Charles St has been described as a long street of almost continuous small shops where you could buy almost anything you might ever need. And of course pubs. And it was in this street that one of the least likely ‘Jack the Ripper’ suspects, writer and journalist Robert Donston Stephenson (aka Roslyn D’Onston) was born. He was in the London Hospital when Mary Ann Nichols, the first ‘Ripper’ victim was killed only a couple of hundred yards away, and took a great interest in the case, suggesting an unlikely link to occult practices which he had studied. Others suggested he might really have been the murderer, not least because his wife had disappeared without trace a couple of years earlier. Of course there is really no mystery about the ‘Ripper’, just a huge industry of profit in denying the facts.
14 February 2017
The Dairycoates (Gipsyville) Industrial Estate is a couple of miles west of the city centre and was purpose-built with 8 streets of terraced housing named after English counties running south from the Hessle Rd around 1900. THe first companies there were F. Atkins & Co making canisters (later they became part of ‘Metal Box’ and then moved away) and Hargreaves Bros, & Co, a black lead company, whose “Gipsy Black Metal Polish” gave the whole area its name, including the extensive inter-war council housing to the north. The industrial estate was enlarged in the 1980s, with large factory sheds of little interest.

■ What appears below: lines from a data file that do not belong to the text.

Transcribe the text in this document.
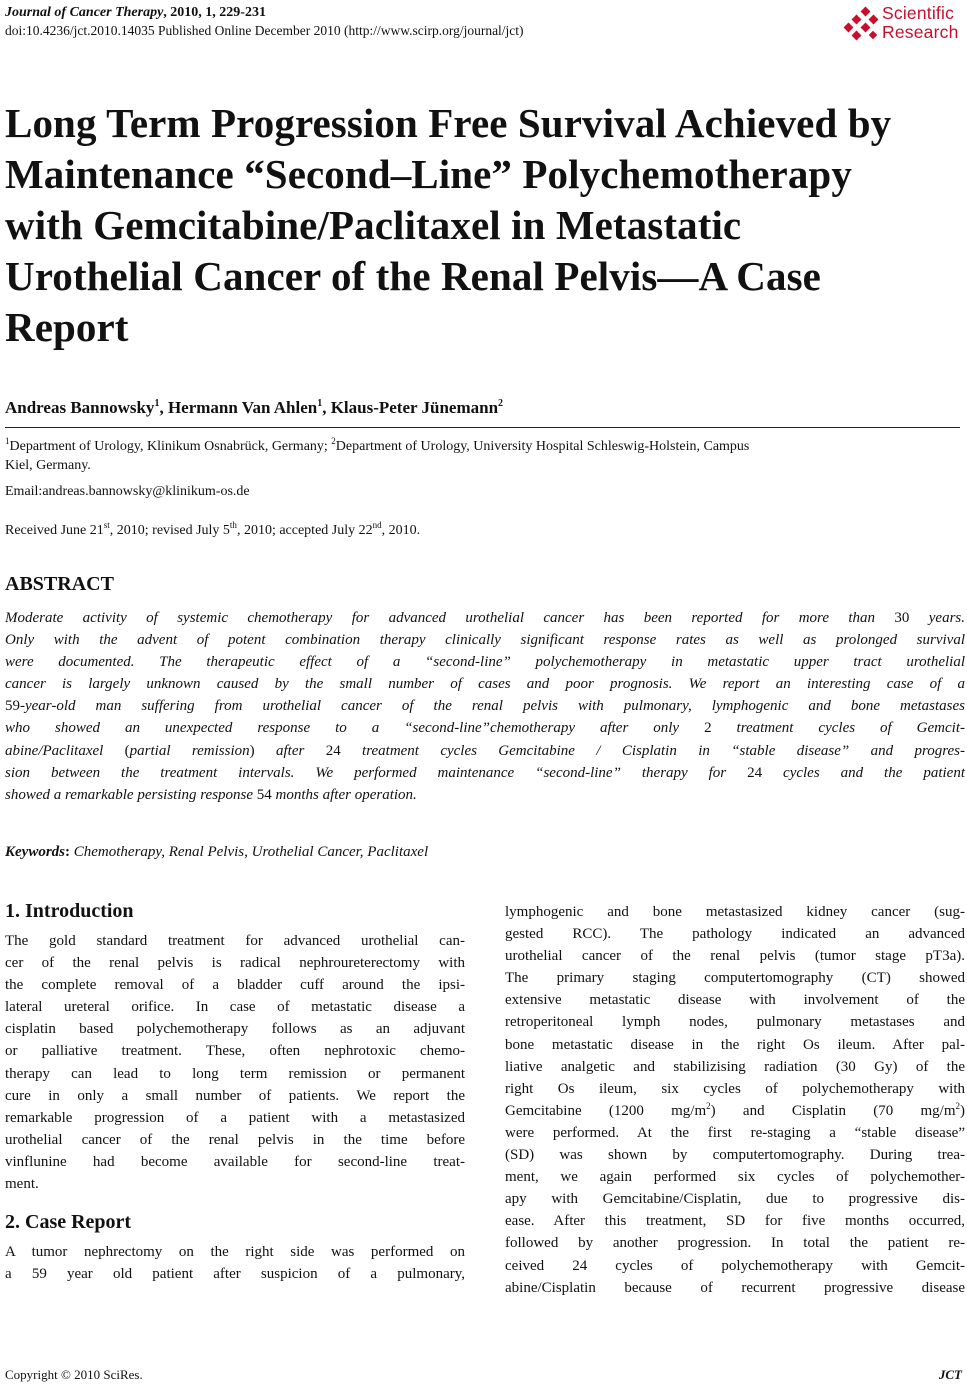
Journal of Cancer Therapy, 2010, 1, 229-231
doi:10.4236/jct.2010.14035 Published Online December 2010 (http://www.scirp.org/journal/jct)
Scientific
Research
Long Term Progression Free Survival Achieved by
Maintenance “Second–Line” Polychemotherapy
with Gemcitabine/Paclitaxel in Metastatic
Urothelial Cancer of the Renal Pelvis—A Case
Report
Andreas Bannowsky$^1$, Hermann Van Ahlen$^1$, Klaus-Peter Jünemann$^2$
$^1$Department of Urology, Klinikum Osnabrück, Germany; $^2$Department of Urology, University Hospital Schleswig-Holstein, Campus
Kiel, Germany.
Email:andreas.bannowsky@klinikum-os.de
Received June 21st, 2010; revised July 5th, 2010; accepted July 22nd, 2010.
ABSTRACT
Moderate activity of systemic chemotherapy for advanced urothelial cancer has been reported for more than 30 years.
Only with the advent of potent combination therapy clinically significant response rates as well as prolonged survival
were documented. The therapeutic effect of a “second-line” polychemotherapy in metastatic upper tract urothelial
cancer is largely unknown caused by the small number of cases and poor prognosis. We report an interesting case of a
59-year-old man suffering from urothelial cancer of the renal pelvis with pulmonary, lymphogenic and bone metastases
who showed an unexpected response to a “second-line”chemotherapy after only 2 treatment cycles of Gemcit-
abine/Paclitaxel (partial remission) after 24 treatment cycles Gemcitabine / Cisplatin in “stable disease” and progres-
sion between the treatment intervals. We performed maintenance “second-line” therapy for 24 cycles and the patient
showed a remarkable persisting response 54 months after operation.
Keywords: Chemotherapy, Renal Pelvis, Urothelial Cancer, Paclitaxel
1. Introduction
The gold standard treatment for advanced urothelial can-
cer of the renal pelvis is radical nephroureterectomy with
the complete removal of a bladder cuff around the ipsi-
lateral ureteral orifice. In case of metastatic disease a
cisplatin based polychemotherapy follows as an adjuvant
or palliative treatment. These, often nephrotoxic chemo-
therapy can lead to long term remission or permanent
cure in only a small number of patients. We report the
remarkable progression of a patient with a metastasized
urothelial cancer of the renal pelvis in the time before
vinflunine had become available for second-line treat-
ment.
2. Case Report
A tumor nephrectomy on the right side was performed on
a 59 year old patient after suspicion of a pulmonary,
lymphogenic and bone metastasized kidney cancer (sug-
gested RCC). The pathology indicated an advanced
urothelial cancer of the renal pelvis (tumor stage pT3a).
The primary staging computertomography (CT) showed
extensive metastatic disease with involvement of the
retroperitoneal lymph nodes, pulmonary metastases and
bone metastatic disease in the right Os ileum. After pal-
liative analgetic and stabilizising radiation (30 Gy) of the
right Os ileum, six cycles of polychemotherapy with
Gemcitabine (1200 $mg/m^2$) and Cisplatin (70 $mg/m^2$)
were performed. At the first re-staging a “stable disease”
(SD) was shown by computertomography. During trea-
ment, we again performed six cycles of polychemother-
apy with Gemcitabine/Cisplatin, due to progressive dis-
ease. After this treatment, SD for five months occurred,
followed by another progression. In total the patient re-
ceived 24 cycles of polychemotherapy with Gemcit-
abine/Cisplatin because of recurrent progressive disease
Copyright © 2010 SciRes.	JCT
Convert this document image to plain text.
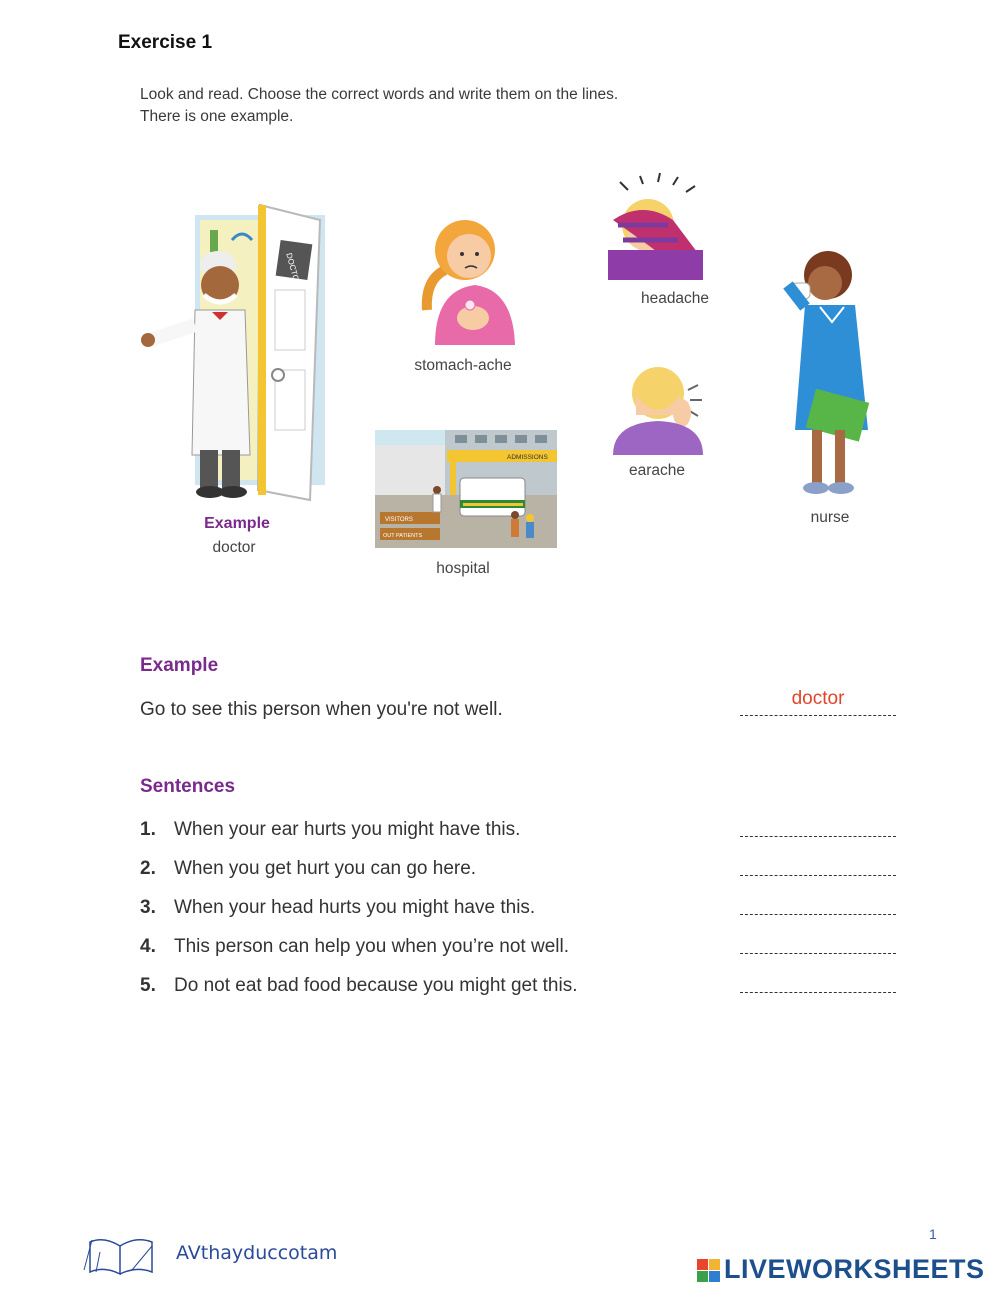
Exercise 1
Look and read. Choose the correct words and write them on the lines.
There is one example.
DOCTOR
Example
doctor
stomach-ache
headache
earache
nurse
ADMISSIONS
VISITORS
OUT PATIENTS
hospital
Example
Go to see this person when you're not well.
doctor
Sentences
1. When your ear hurts you might have this.
2. When you get hurt you can go here.
3. When your head hurts you might have this.
4. This person can help you when you’re not well.
5. Do not eat bad food because you might get this.
1
AVthayduccotam
LIVEWORKSHEETS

Cawoods fish curing works are the most distinctive part of the estate, and they produced dried salted fish in Hull for around a hundred years. There Grimsby factory came later, and they moved all production there in 2002, a few years before the Hull fish market closed.
15 February 2017
A ‘tenfoot’ is any side or back alley, often 10 foot wide, though not always. There are also some ‘twentyfoots’ in Hull. Some tenfoots are now gated, while others have been recognised as public rights of way – restricted byways. In some places they were used by refuse collectors and others making deliveries, as well as play areas by the local children, but in other areas are seen as problem areas with fly tipping, access for burglaries, drug-taking and sex. Gating them is currently a controversial subject in some areas of Hull.
This tenfoot runs along the end of all of the 8 streets of terraced housing built around 1900 as workers housing for the Dairycoates industrial estate, with a long brick wall on the south side. There were a couple of entrances to the estate from it, from one of which I took the previous picture.